The Fall of the Ancient Mythology Movie Genre
Unfortunately for mythology fans, it does not seem so. Ancient mythology movies have not fared that well lately since 300 offered a truly fresh perspective on big screen adaptation – and it was tellingly based on a graphic novel, so we have Frank Miller to thank for most of the mesmerizing visuals. By contrast, its slightly underwhelming but enjoyable sequel in 2014 did not quite live up to the original. Just in 2016 Guy Ritchie tried to tap into British mythology by taking on King Arthur in his own unique “lad” way, but left audiences, critics – and our own writers – divided.
Before Ritchie, 2010 film Clash of the Titans which works around the Ancient Greek myth of Perseus managed to get a quite disappointing 28% rating on Rotten Tomatoes despite its star-studded cast (all hail Liam Neeson as Zeus!) and its 2012 sequel, Wrath of the Titans, did not manage to wow us either.
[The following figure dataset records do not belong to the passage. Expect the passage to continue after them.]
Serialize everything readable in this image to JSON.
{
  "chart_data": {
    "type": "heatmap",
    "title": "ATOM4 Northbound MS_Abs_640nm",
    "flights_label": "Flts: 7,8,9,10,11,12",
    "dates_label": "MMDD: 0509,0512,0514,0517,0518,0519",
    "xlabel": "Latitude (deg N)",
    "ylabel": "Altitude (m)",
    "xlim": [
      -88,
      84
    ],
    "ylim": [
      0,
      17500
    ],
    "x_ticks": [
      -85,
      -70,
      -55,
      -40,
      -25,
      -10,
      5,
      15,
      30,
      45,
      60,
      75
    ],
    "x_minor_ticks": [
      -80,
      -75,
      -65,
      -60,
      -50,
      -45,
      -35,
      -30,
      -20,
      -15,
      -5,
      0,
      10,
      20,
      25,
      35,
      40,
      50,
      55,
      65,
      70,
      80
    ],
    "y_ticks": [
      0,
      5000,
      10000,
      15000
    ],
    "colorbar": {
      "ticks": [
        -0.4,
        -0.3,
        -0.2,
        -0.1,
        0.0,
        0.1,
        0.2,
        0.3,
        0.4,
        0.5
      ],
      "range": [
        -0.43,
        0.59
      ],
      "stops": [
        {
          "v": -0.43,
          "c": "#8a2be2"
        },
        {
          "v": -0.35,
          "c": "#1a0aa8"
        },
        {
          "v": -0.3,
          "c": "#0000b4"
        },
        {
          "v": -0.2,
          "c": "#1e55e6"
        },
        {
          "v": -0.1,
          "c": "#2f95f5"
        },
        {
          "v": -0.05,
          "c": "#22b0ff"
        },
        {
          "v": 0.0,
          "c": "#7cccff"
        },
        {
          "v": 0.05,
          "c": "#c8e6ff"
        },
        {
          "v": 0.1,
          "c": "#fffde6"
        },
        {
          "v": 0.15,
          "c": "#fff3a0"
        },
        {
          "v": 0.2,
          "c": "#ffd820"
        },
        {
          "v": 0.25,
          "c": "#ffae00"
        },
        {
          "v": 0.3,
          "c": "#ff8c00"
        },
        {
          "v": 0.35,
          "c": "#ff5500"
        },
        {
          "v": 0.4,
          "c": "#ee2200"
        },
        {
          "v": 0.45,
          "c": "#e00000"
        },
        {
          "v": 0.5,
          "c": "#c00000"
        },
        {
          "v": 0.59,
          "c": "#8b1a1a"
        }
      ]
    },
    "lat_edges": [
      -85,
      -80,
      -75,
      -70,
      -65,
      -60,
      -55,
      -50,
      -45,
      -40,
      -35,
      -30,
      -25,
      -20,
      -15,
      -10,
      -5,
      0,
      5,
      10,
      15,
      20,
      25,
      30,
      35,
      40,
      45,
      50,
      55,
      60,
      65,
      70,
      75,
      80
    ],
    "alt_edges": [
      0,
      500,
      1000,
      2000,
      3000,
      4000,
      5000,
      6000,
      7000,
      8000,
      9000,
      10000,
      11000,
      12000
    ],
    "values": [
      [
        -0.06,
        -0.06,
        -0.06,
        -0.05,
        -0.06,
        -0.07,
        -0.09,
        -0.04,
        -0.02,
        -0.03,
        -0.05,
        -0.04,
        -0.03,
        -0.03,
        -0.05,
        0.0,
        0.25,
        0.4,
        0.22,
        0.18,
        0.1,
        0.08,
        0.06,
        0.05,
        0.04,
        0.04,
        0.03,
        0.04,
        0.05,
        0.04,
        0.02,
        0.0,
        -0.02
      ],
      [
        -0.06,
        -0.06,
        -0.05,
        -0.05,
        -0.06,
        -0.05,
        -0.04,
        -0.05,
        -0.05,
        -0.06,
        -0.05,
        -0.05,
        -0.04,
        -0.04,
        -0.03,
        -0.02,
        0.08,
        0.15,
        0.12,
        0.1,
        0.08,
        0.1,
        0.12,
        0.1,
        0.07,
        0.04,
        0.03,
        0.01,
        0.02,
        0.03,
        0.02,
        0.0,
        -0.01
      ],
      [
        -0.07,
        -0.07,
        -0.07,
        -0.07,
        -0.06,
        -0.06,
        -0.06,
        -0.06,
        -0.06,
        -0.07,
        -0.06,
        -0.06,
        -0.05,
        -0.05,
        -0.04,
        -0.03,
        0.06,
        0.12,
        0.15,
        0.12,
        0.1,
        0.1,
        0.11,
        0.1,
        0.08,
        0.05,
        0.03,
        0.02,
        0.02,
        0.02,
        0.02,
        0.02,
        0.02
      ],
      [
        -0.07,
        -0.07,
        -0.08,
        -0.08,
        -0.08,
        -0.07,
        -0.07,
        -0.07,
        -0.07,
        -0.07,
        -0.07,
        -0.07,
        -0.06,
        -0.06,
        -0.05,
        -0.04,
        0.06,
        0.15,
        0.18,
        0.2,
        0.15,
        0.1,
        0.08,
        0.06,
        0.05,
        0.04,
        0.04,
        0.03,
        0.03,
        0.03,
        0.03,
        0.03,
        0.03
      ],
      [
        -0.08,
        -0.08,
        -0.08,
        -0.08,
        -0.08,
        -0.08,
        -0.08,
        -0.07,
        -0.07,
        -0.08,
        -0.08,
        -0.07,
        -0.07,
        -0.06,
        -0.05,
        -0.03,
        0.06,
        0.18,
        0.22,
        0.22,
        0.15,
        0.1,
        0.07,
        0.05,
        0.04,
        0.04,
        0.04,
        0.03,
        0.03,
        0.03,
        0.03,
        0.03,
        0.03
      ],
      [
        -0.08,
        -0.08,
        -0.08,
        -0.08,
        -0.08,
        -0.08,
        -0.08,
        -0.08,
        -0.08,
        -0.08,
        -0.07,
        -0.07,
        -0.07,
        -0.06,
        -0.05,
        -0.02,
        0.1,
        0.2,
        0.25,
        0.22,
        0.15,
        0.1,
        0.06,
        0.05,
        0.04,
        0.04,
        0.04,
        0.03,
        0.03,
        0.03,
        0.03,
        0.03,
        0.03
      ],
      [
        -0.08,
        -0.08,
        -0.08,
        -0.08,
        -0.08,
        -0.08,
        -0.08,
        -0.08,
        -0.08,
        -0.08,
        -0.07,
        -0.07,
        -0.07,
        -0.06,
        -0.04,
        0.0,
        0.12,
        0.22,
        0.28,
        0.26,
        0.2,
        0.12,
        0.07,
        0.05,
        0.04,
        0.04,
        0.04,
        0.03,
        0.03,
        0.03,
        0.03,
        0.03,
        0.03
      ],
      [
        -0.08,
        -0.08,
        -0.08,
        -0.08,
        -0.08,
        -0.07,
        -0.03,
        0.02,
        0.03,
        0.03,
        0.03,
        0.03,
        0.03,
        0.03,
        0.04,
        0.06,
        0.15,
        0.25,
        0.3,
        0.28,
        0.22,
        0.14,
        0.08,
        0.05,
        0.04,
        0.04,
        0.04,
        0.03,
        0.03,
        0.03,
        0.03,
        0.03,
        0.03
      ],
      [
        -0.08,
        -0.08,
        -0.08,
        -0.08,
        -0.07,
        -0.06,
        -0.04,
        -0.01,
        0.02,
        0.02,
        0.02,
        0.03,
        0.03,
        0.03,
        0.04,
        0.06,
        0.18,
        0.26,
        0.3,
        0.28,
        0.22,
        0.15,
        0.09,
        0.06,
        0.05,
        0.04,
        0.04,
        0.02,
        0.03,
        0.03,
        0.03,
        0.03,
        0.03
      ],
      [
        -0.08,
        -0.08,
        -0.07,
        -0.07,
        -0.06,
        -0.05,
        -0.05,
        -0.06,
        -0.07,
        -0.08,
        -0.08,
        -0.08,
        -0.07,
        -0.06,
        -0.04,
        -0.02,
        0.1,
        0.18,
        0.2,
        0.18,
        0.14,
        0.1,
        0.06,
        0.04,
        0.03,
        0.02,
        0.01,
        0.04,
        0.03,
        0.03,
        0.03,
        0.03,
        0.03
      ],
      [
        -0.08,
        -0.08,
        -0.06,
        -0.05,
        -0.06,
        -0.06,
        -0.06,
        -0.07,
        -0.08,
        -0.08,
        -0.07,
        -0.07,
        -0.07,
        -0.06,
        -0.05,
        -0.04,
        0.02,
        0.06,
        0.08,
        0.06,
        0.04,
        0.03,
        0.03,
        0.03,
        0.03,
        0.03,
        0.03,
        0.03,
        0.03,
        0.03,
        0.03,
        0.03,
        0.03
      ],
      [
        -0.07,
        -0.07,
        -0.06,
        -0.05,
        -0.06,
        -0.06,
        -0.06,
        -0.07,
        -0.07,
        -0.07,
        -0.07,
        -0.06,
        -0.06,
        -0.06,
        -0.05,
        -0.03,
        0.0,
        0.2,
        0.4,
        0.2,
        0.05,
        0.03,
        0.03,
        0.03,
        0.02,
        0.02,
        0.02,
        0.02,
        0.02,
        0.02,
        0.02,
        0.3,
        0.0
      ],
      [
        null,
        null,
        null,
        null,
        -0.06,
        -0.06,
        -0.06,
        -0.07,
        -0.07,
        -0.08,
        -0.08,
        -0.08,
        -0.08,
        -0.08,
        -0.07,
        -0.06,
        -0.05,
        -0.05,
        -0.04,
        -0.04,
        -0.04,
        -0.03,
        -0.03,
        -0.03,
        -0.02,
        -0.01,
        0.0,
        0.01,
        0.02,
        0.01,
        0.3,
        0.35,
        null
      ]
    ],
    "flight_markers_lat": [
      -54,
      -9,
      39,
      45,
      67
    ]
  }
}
This is probably why 2018 does not yet see any great ancient mythology movies lined up. The only valiant effort is set to hit not the big screen, but Netflix, as the streaming titan partnered up with BBC to produce a series based on the war between Ancient Greeks and Trojans that is chronicled in Homer’s Iliad. Troy: Fall of a City is rumored to be epic and will hopefully provide crowds with a much-needed shot of ancient mythology cinematography – but that’s about it.
2018: The Age of Superheroes
Superheroes on the other hand are in for a wild ride in 2018, as several instalments are set for release, including the hugely anticipated Avengers: Infinity War that will hopefully finally tie in all loose ends and bring literally every hero on the MCU together in the battle against Thanos – from Captain America to Dr Strange to the one and only Starlord (who?). Before that, Black Panther will be released in February, with – finally! – a POC as the central superhero and a 90% African or African-American cast, one of the most eagerly awaited superhero movies of 2018 along with Ryan Reynold’s Deadpool 2.
Along with Deadpool, Aquaman, Venom, and Ant-Man and the Wasp, will all get to see their individual (or in the latter case, duo) movies out this year while the X-Men are set to have their latest instalment, Dark Phoenix, out on November 2nd. The movie will probably revolve around Sophie Turner’s Jean Grey and it will certainly be interesting to see how the post-Logan X-Men universe looks like… Then 2019 will see the return of Spiderman, Wonder Woman and several other fan favorites.
Perhaps the most definitive proof that the future belongs to superheroes is that Marvel allegedly has movies planned in the MCU that take its schedule well into 2020. Yet as no one would have thought this genre resurrection possible before Iron Man, perhaps we have not seen the last of ancient mythology movies just yet. Hang in there!